Her phone rang and she had it answered before the first ring was completed. “Hello? Thanks very much but I beat you to it, this time. No, it’s alright. We got lucky. Listen, this is very important. Keep a close watch tonight and keep in contact with everybody else. I need to know if anything changes after I meet with him. Yeah, thank you V.”
A very slick black car pulled right up to the curb by where we stood, and both the passenger side doors popped open at once. An Italian man who had to be Vincent Zucholi, mouse-eared and nicely dressed, emerged from the front. A meat-head who fell into step behind him emerged from the back.
“I’m sorry I kept you waiting, Hatley.” But his words were clipped. “Let’s head inside so I can help you with whatever you need.”
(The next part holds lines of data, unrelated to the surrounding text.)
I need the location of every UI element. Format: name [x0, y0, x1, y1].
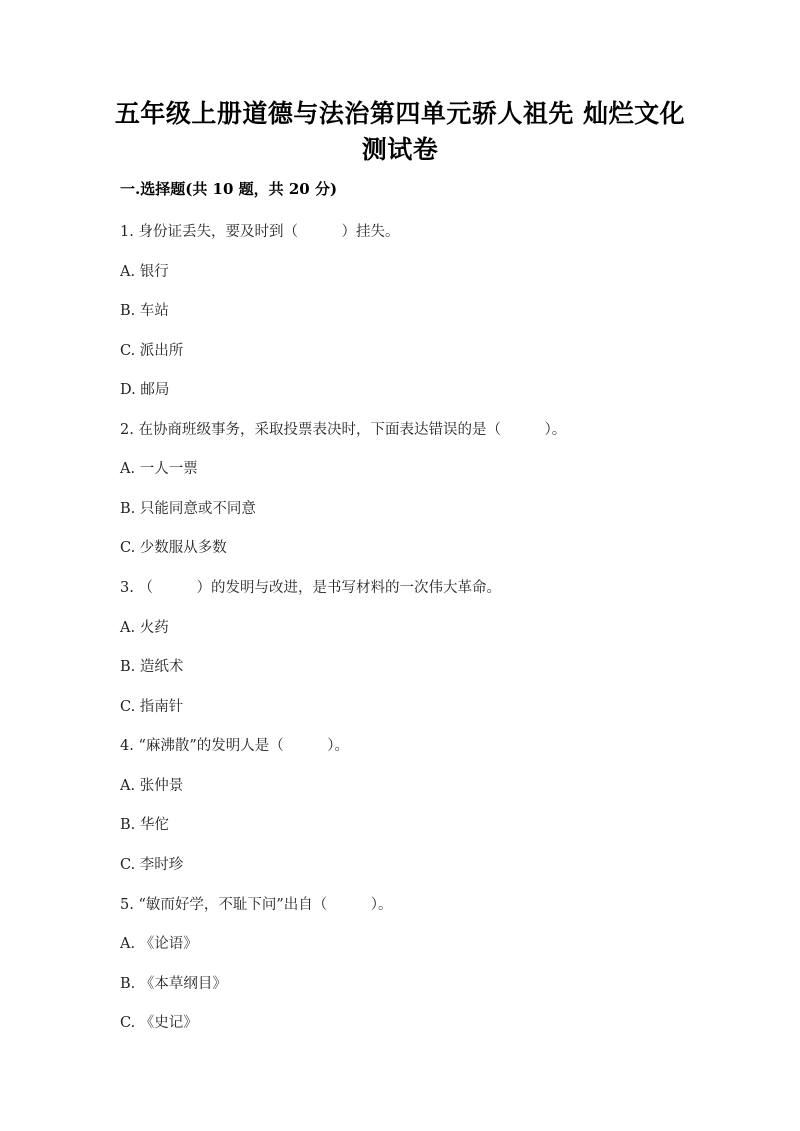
question-5-option-a: A. 《论语》	[120, 936, 198, 952]
question-2-stem: 2. 在协商班级事务，采取投票表决时，下面表达错误的是（ ）。	[120, 422, 567, 438]
question-2-option-b: B. 只能同意或不同意	[120, 501, 256, 517]
question-1-option-d: D. 邮局	[120, 382, 170, 398]
question-2-option-a: A. 一人一票	[120, 461, 198, 477]
question-2-option-c: C. 少数服从多数	[120, 540, 227, 556]
question-1-option-c: C. 派出所	[120, 343, 184, 359]
question-1-stem: 1. 身份证丢失，要及时到（ ）挂失。	[120, 224, 400, 240]
question-4-option-a: A. 张仲景	[120, 778, 184, 794]
question-3-option-b: B. 造纸术	[120, 659, 184, 675]
question-4-stem: 4. “麻沸散”的发明人是（ ）。	[120, 738, 350, 754]
question-5-stem: 5. “敏而好学，不耻下问”出自（ ）。	[120, 897, 393, 913]
question-5-option-c: C. 《史记》	[120, 1015, 198, 1031]
question-3-option-c: C. 指南针	[120, 699, 184, 715]
question-3-stem: 3. （ ）的发明与改进，是书写材料的一次伟大革命。	[120, 580, 501, 596]
question-5-option-b: B. 《本草纲目》	[120, 976, 227, 992]
section-heading: 一.选择题(共 10 题，共 20 分)	[120, 180, 338, 198]
question-4-option-c: C. 李时珍	[120, 857, 184, 873]
page-title-line-2: 测试卷	[361, 135, 439, 164]
question-3-option-a: A. 火药	[120, 620, 169, 636]
question-1-option-a: A. 银行	[120, 264, 169, 280]
question-4-option-b: B. 华佗	[120, 817, 169, 833]
page-title-line-1: 五年级上册道德与法治第四单元骄人祖先 灿烂文化	[114, 99, 686, 128]
question-1-option-b: B. 车站	[120, 303, 169, 319]
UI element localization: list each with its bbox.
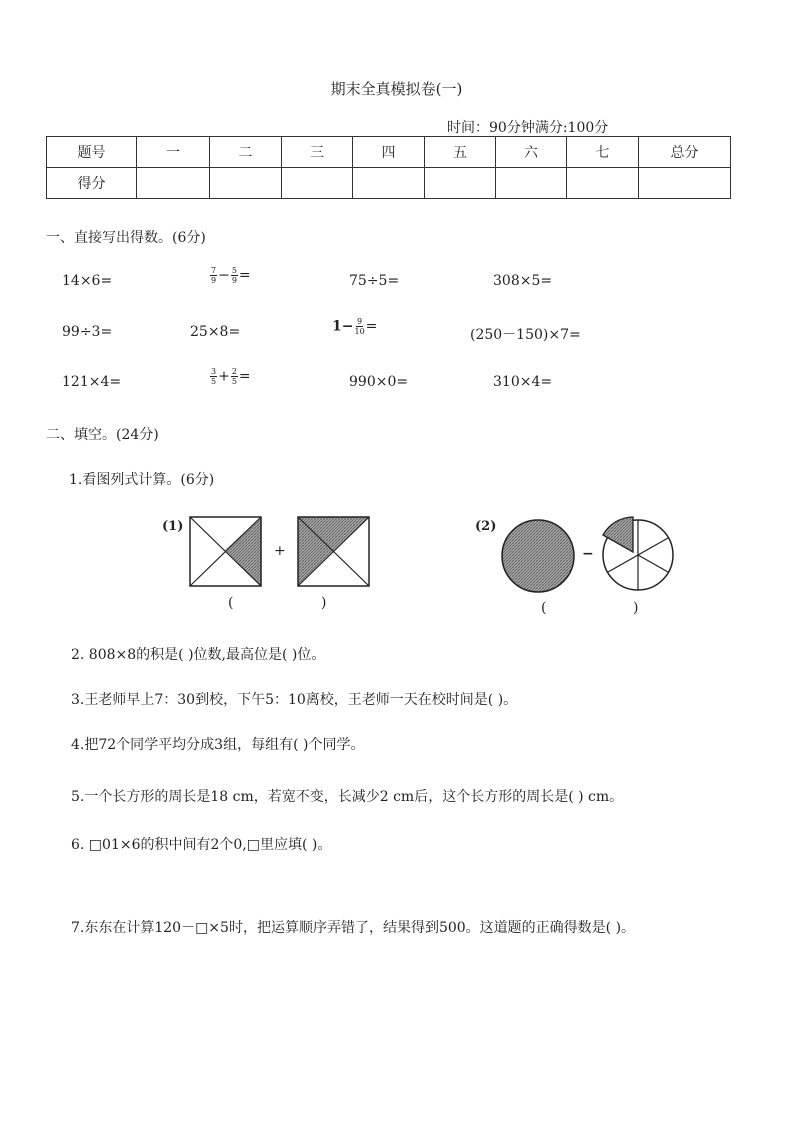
numerator: 2	[231, 367, 237, 376]
square-1	[190, 517, 261, 586]
answer-paren-right: )	[633, 600, 639, 616]
operator: −	[218, 267, 230, 284]
equals-sign: =	[238, 368, 251, 385]
denominator: 9	[231, 276, 237, 285]
header-cell: 五	[425, 137, 496, 168]
denominator: 5	[211, 377, 217, 386]
header-cell: 二	[210, 137, 282, 168]
calc-item: (250－150)×7=	[470, 327, 581, 343]
question-1: 1.看图列式计算。(6分)	[69, 472, 215, 488]
numerator: 3	[211, 367, 217, 376]
exam-title: 期末全真模拟卷(一)	[330, 80, 463, 98]
removed-sector	[603, 517, 633, 552]
denominator: 10	[354, 327, 365, 336]
time-and-score-info: 时间：90分钟满分:100分	[447, 120, 609, 136]
operator: +	[218, 368, 230, 385]
minus-sign: −	[582, 546, 594, 562]
equals-sign: =	[365, 318, 378, 335]
header-cell: 题号	[47, 137, 137, 168]
calc-item: 14×6=	[62, 273, 113, 289]
section1-heading: 一、直接写出得数。(6分)	[46, 230, 206, 246]
header-cell: 四	[353, 137, 425, 168]
header-cell: 总分	[639, 137, 731, 168]
shaded-triangle	[225, 517, 261, 586]
question-3: 3.王老师早上7：30到校，下午5：10离校，王老师一天在校时间是( )。	[71, 692, 518, 708]
section2-heading: 二、填空。(24分)	[46, 427, 159, 443]
question-5: 5.一个长方形的周长是18 cm，若宽不变，长减少2 cm后，这个长方形的周长是( ) cm。	[71, 789, 624, 805]
denominator: 5	[231, 377, 237, 386]
question-4: 4.把72个同学平均分成3组，每组有( )个同学。	[71, 737, 365, 753]
answer-paren-left: (	[541, 600, 547, 616]
question-2: 2. 808×8的积是( )位数,最高位是( )位。	[71, 647, 326, 663]
numerator: 7	[211, 266, 217, 275]
numerator: 5	[231, 266, 237, 275]
divided-circle	[603, 517, 673, 590]
calc-item: 308×5=	[493, 273, 553, 289]
calc-item: 990×0=	[349, 374, 409, 390]
calc-item: 25×8=	[190, 324, 241, 340]
header-cell: 三	[282, 137, 353, 168]
minuend: 1−	[332, 318, 354, 335]
calc-item: 75÷5=	[349, 273, 400, 289]
question-7: 7.东东在计算120－□×5时，把运算顺序弄错了，结果得到500。这道题的正确得数是( )。	[71, 920, 636, 936]
header-cell: 六	[496, 137, 567, 168]
row-label: 得分	[47, 168, 137, 199]
calc-item: 99÷3=	[62, 324, 113, 340]
calc-item: 310×4=	[493, 374, 553, 390]
denominator: 9	[211, 276, 217, 285]
full-circle	[502, 520, 574, 592]
answer-paren-left: (	[228, 595, 234, 611]
question-6: 6. □01×6的积中间有2个0,□里应填( )。	[71, 837, 332, 853]
header-cell: 一	[137, 137, 210, 168]
plus-sign: +	[274, 543, 286, 559]
figure-2-label: (2)	[475, 519, 497, 534]
figure-1-label: (1)	[162, 519, 184, 534]
numerator: 9	[357, 317, 363, 326]
square-2	[298, 517, 369, 586]
header-cell: 七	[567, 137, 639, 168]
calc-item: 121×4=	[62, 374, 122, 390]
answer-paren-right: )	[321, 595, 327, 611]
equals-sign: =	[238, 267, 251, 284]
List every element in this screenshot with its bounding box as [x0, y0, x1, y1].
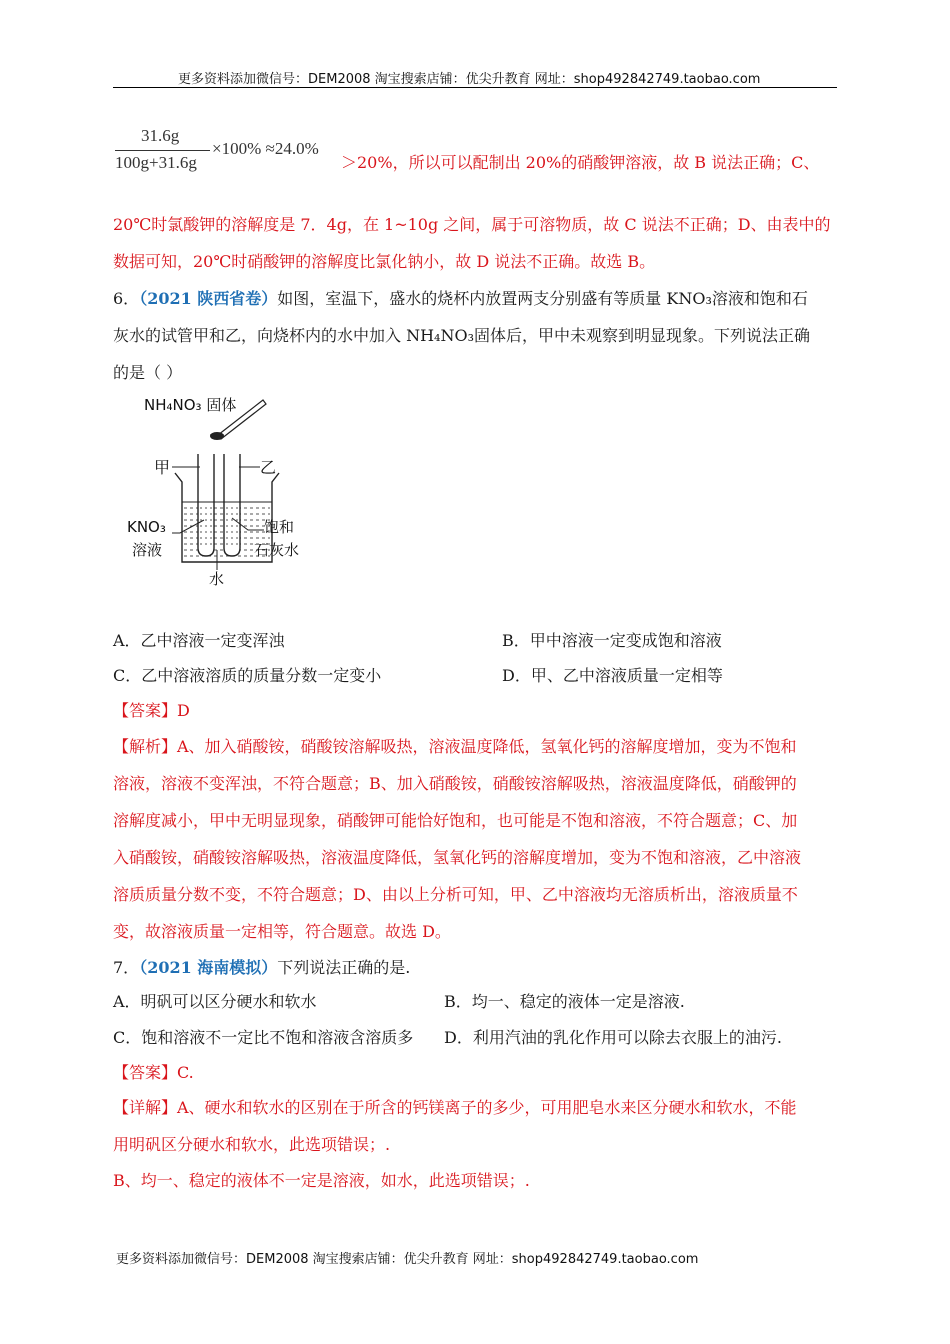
fig-label-yi: 乙: [260, 458, 277, 477]
formula-tail: ＞20%，所以可以配制出 20%的硝酸钾溶液，故 B 说法正确；C、: [341, 153, 820, 172]
q7-option-c: C．饱和溶液不一定比不饱和溶液含溶质多: [113, 1028, 414, 1047]
q6-analysis-line-5: 溶质质量分数不变，不符合题意；D、由以上分析可知，甲、乙中溶液均无溶质析出，溶液质量不: [113, 885, 798, 904]
q7-option-d: D．利用汽油的乳化作用可以除去衣服上的油污.: [444, 1028, 782, 1047]
fraction-denominator: 100g+31.6g: [115, 153, 197, 172]
fraction-numerator: 31.6g: [141, 126, 180, 145]
fig-label-limewater: 石灰水: [254, 541, 300, 559]
q6-number: 6．: [113, 289, 140, 308]
q7-source: （2021 海南模拟）: [139, 958, 278, 977]
fig-label-solution: 溶液: [132, 541, 163, 559]
q6-analysis-line-3: 溶解度减小，甲中无明显现象，硝酸钾可能恰好饱和，也可能是不饱和溶液，不符合题意；C、加: [113, 811, 798, 830]
q6-analysis-line-4: 入硝酸铵，硝酸铵溶解吸热，溶液温度降低，氢氧化钙的溶解度增加，变为不饱和溶液，乙中溶液: [113, 848, 802, 867]
q6-option-c: C．乙中溶液溶质的质量分数一定变小: [113, 666, 382, 685]
q6-option-b: B．甲中溶液一定变成饱和溶液: [502, 631, 722, 650]
q6-option-a: A．乙中溶液一定变浑浊: [113, 631, 285, 650]
test-tube-jia-icon: [198, 454, 214, 556]
fig-label-kno3: KNO₃: [127, 518, 166, 536]
q7-option-b: B．均一、稳定的液体一定是溶液.: [444, 992, 685, 1011]
q6-analysis-line-2: 溶液，溶液不变浑浊，不符合题意；B、加入硝酸铵，硝酸铵溶解吸热，溶液温度降低，硝酸钾的: [113, 774, 797, 793]
q6-stem-line-2: 灰水的试管甲和乙，向烧杯内的水中加入 NH₄NO₃固体后，甲中未观察到明显现象。下列说法正确: [113, 326, 810, 345]
fig-label-jia: 甲: [154, 458, 171, 477]
page-footer: 更多资料添加微信号：DEM2008 淘宝搜索店铺：优尖升教育 网址：shop492842749.taobao.com: [116, 1252, 699, 1267]
q7-option-a: A．明矾可以区分硬水和软水: [113, 992, 317, 1011]
q7-stem-line: [113, 958, 410, 978]
q7-stem: 下列说法正确的是.: [277, 958, 411, 977]
fig-label-water: 水: [209, 570, 225, 588]
prev-analysis-line-1: 20℃时氯酸钾的溶解度是 7．4g，在 1~10g 之间，属于可溶物质，故 C 说法不正确；D、由表中的: [113, 215, 831, 234]
q6-stem-1: 如图，室温下，盛水的烧杯内放置两支分别盛有等质量 KNO₃溶液和饱和石: [277, 289, 808, 308]
test-tube-yi-icon: [224, 454, 240, 556]
q7-answer: 【答案】C.: [113, 1063, 194, 1082]
q6-stem-line-1: [113, 289, 808, 309]
prev-analysis-line-2: 数据可知，20℃时硝酸钾的溶解度比氯化钠小，故 D 说法不正确。故选 B。: [113, 252, 656, 271]
q7-analysis-line-3: B、均一、稳定的液体不一定是溶液，如水，此选项错误；.: [113, 1171, 530, 1190]
q6-analysis-line-1: 【解析】A、加入硝酸铵，硝酸铵溶解吸热，溶液温度降低，氢氧化钙的溶解度增加，变为不饱和: [113, 737, 797, 756]
q6-analysis-line-6: 变，故溶液质量一定相等，符合题意。故选 D。: [113, 922, 451, 941]
page-header: 更多资料添加微信号：DEM2008 淘宝搜索店铺：优尖升教育 网址：shop492842749.taobao.com: [178, 72, 761, 87]
header-rule: [113, 87, 837, 88]
fraction-bar: [115, 150, 210, 151]
fig-label-saturated: 饱和: [264, 518, 295, 536]
fraction-rest: ×100% ≈24.0%: [212, 139, 319, 158]
q7-number: 7．: [113, 958, 140, 977]
q7-analysis-line-1: 【详解】A、硬水和软水的区别在于所含的钙镁离子的多少，可用肥皂水来区分硬水和软水，不能: [113, 1098, 797, 1117]
q6-source: （2021 陕西省卷）: [139, 289, 278, 308]
q6-option-d: D．甲、乙中溶液质量一定相等: [502, 666, 723, 685]
q6-stem-line-3: 的是（ ）: [113, 363, 183, 382]
fig-label-nh4no3: NH₄NO₃ 固体: [144, 396, 237, 414]
q6-figure-beaker: [120, 390, 320, 590]
q6-answer: 【答案】D: [113, 701, 190, 720]
q7-analysis-line-2: 用明矾区分硬水和软水，此选项错误；.: [113, 1135, 391, 1154]
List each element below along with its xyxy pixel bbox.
He unlocked the front door and led the way inside a room so dimly lit that I felt all my hackles rise. It smelled of booze and sweat, and I banged my shin on something the second I stepped to Hatley’s side. We paused where the form of Vincent moved fearlessly through the dark to the far wall, where he found a fuse box and flipped a few, lighting the place from above. He flipped one too many and the disco ball started throwing sparkling lights on the walls. He flipped it off again.